La digitalisation et la durabilité sont au cœur d'une transformation profonde du secteur agroalimentaire. Le projet de recherche CoEDiTAg étudie cette coévolution entre les trajectoires de développement des Équipements et Technologies Numériques (EDiTs) et l’écologisation des structures et organisations agricoles et agroalimentaires. Cet article, issu d’un des axes de travail du projet CoEDiTAg, publié par Isabelle Piot-Lepetit (INRAE/ co-responsable CoEDiTAg), analyse comment les technologies numériques et les principes de durabilité s'harmonisent pour transformer les modèles économiques et organisationnels du secteur.

 

Les notions clés :
 

La durabilité : un impératif multidimensionnel

La notion de « durabilité » est à la fois un processus et un objectif et regroupe trois piliers principaux :

  • Environnementale : Préservation des écosystèmes naturels pour les générations futures.
  • Sociale : Respect des aspirations sociétales en matière de bien-être, d'équité, et de justice.
  • Économique : Optimisation responsable des ressources pour une rentabilité durable.
La digitalisation : une transformation stratégique

La digitalisation crée un accès à d’importantes bases de données et une interconnexion accrue entre produits, services et organisations, favorisant l'innovation dans l’offre de produits et services. Toutefois, elle soulève des questions sur ses impacts sociaux et environnementaux, remettant ainsi en question sa durabilité.

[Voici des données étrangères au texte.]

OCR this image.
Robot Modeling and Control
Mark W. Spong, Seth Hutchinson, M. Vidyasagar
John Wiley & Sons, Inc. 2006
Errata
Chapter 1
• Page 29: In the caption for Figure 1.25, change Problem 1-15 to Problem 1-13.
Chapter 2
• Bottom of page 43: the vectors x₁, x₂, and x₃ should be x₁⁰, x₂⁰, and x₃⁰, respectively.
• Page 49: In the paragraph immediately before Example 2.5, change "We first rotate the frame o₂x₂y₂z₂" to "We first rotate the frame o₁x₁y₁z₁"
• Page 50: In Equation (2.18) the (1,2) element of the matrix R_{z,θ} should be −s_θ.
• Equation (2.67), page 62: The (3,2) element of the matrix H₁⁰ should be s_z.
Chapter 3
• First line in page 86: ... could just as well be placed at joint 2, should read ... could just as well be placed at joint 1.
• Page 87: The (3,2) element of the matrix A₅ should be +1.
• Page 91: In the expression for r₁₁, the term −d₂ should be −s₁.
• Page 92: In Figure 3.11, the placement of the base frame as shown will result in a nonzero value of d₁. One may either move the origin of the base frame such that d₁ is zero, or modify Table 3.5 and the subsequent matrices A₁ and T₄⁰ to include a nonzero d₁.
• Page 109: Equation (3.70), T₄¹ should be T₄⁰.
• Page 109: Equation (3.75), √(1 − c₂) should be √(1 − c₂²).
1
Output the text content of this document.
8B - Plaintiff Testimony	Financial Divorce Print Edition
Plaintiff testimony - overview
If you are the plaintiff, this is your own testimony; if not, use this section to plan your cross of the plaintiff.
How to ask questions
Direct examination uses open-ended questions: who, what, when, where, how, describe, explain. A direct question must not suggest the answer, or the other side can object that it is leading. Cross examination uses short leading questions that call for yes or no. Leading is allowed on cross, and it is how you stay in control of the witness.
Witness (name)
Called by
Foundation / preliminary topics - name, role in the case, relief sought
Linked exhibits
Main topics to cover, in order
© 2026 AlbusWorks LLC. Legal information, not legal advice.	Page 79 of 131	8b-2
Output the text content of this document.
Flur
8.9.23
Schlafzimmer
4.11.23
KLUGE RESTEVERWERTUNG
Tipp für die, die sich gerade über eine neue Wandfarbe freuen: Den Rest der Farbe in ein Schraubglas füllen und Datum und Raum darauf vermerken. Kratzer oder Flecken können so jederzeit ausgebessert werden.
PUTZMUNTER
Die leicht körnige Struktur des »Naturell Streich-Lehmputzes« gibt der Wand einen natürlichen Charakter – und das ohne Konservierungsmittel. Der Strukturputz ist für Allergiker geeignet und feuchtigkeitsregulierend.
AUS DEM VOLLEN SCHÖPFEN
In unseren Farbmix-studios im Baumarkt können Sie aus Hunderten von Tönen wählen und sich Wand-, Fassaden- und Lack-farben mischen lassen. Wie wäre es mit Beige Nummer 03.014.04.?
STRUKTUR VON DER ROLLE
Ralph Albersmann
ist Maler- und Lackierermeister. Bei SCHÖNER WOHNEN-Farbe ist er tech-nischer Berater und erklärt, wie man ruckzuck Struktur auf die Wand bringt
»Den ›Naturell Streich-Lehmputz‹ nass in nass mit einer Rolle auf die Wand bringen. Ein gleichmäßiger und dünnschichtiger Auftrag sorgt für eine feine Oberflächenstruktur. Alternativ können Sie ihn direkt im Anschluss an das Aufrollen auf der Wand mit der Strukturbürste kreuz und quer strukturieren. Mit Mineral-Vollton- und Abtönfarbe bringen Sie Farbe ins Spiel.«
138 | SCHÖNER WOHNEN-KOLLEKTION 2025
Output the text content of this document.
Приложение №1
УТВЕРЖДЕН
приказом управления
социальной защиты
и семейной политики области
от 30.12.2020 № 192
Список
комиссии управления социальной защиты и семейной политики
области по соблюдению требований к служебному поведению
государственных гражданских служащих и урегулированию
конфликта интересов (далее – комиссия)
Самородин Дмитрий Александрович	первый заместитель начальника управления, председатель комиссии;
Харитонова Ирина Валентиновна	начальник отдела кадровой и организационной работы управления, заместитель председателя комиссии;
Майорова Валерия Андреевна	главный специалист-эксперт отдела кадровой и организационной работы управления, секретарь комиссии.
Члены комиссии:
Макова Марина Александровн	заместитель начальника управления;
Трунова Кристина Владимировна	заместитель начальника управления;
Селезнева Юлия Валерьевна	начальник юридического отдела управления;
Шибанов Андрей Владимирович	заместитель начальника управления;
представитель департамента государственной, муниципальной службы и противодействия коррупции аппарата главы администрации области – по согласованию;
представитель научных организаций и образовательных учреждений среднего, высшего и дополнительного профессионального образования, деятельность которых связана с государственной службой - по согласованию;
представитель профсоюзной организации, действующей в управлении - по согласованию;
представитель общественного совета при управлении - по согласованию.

La digitainability : équilibre entre digitalisation et durabilité

Le concept de "digitainability" a été développé pour la première fois dans une publication en 2020, dans la revue Sustainability1 et a été défini comme la combinaison de la digitalisation et de la durabilité dans les stratégies des entreprises.

Dans le secteur agricole et agroalimentaire, les technologies numériques sont considérées comme une solution permettant d’atteindre les objectifs de durabilité, notamment ceux issus du « sustainable develpoment goals (SDGs) »2 défini par les Nations Unies en 2015 et visant leur accomplissement en 2030.

Le rôle crucial de l'innovation ouverte et des startups

L’innovation ouverte, caractérisée par des partenariats et collaborations entre entreprises, et plus spécifiquement avec des startups, grâce à leur agilité, sont particulièrement propices à développer des innovations axées sur des comportements socialement responsables et des produits durables. Ces deux dynamiques organisationnelles jouent un rôle important et sont co-dépendantes.

La servitisation : vers un nouveau modèle économique

La servitisation implique de passer d’une approche centrée sur la commercialisation de produits à une approche axée sur l’association de produits et de services personnalisés, répondant aux critères économiques, sociaux et environnementaux de leurs clients.

Au prix d’investissements substantiels, elle semble offrir des opportunités d'investissements rentables à long terme et renforce la compétitivité des entreprises, notamment en favorisant des relations plus interactives et interdépendantes avec leurs clients.
 

Entretien avec Isabelle Piot-Leptit :
 

Comment s’inscrit votre travail dans le projet ciblé CoEDiTAg ?

Le projet CoEDiTAg est organisé en 4 axes de travail qui étudient différents aspects du développement des Equipements et Technologies Numériques (EDiTs) et de l’Ecologisation des modèles de production du secteur agricole et agroalimentaire. Cet article s’inscrit dans l’axe 1 qui étudie les changements dans l’organisation industrielle impliquées par le (ou résultant du) développement des EDiTs.

Cet axe de travail a pour finalité d’étudier comment les acteurs du secteur agricole et de l’industrie agroalimentaire s’intègrent à l’écosystème industriel général. Deux structures sont plus particulièrement étudiées : les startups et les plateformes (axées sur l’activité agricole et agroalimentaire ou non tant qu’elles peuvent être mobilisées par le secteur agricole et agroalimentaire).
 

Comment relier les conclusions de votre article avec la situation du secteur agricole et de l’industrie agroalimentaire française ?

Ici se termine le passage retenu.